Two inches. That was the difference between any other day for the I-5 bridge over the Skagit River and its May 23, 2013 collapse, caused when a truck carrying an over-height load struck a crossbeam and brought the bridge down and sent two vehicles carrying three people into the river, fortunately without any loss of life.
What resulted were months of detours for traffic, congestion for the communities of Burlington and Mount Vernon, loss of business and $19.8 million for temporary and permanent replacement of the bridge.
Now the state is seeking to recoup $17 million of that, suing the truck driver and his employer, the pilot-car driver and her employer and the owner of the metal shed that was on the truck.
The state in its lawsuit, citing a Washington State Patrol investigation, claims that the truck driver was unaware of the actual height of his load, which was two inches taller than the bridge’s lowest height in the left southbound lane; that he failed to research the route and the needed clearances; that the pilot-car driver was distracted by a cell phone call and didn’t notify the truck driver when her clearance pole struck the bridge; and that the truck was following the pilot car too closely.

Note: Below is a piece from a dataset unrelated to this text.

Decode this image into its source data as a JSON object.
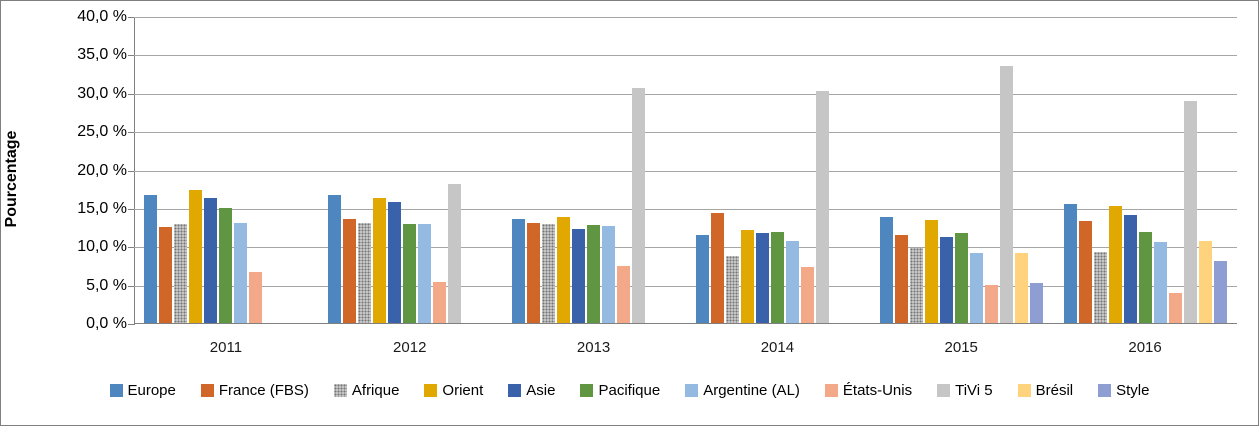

The state doesn’t escape some measure of responsibility here, as was noted in a National Transportation Safety Board investigation that faulted the state Department of Transportation for a voluntary route permit system that leaves it up to carriers to verify that their loads are within a route’s clearance limits.
The state has begun to address that weakness by creating a tool it calls a “vertical clearance trip planner,” a database of bridge and overpass heights that, when used by third parties to create trucking apps, would notify carriers of potential conflicts.
It sounds like a useful tool that trucking companies should take advantage of, but the state’s route permitting system remains a voluntary one that relies too heavily on carriers to use the system correctly, leaving bridges and underpasses vulnerable to human error.
Now that it has that database of clearance heights, the state ought to make use of that data, too, requiring that trucks with oversized loads stop at weigh stations early in their route to have their heights measured and checked against the database. It shouldn’t be a great expense to set up height stations that, even when no one is on duty, can check a load’s height and flash a warning if a load is not going to make it under a bridge. It might most quickly be added to the electronic screening equipment now used at 12 locations in the state that allow for trucks’ weight and other information to be checked as they pass under in the right-hand lane, without stopping.
The information is there; the trucking companies and the state just have to use it.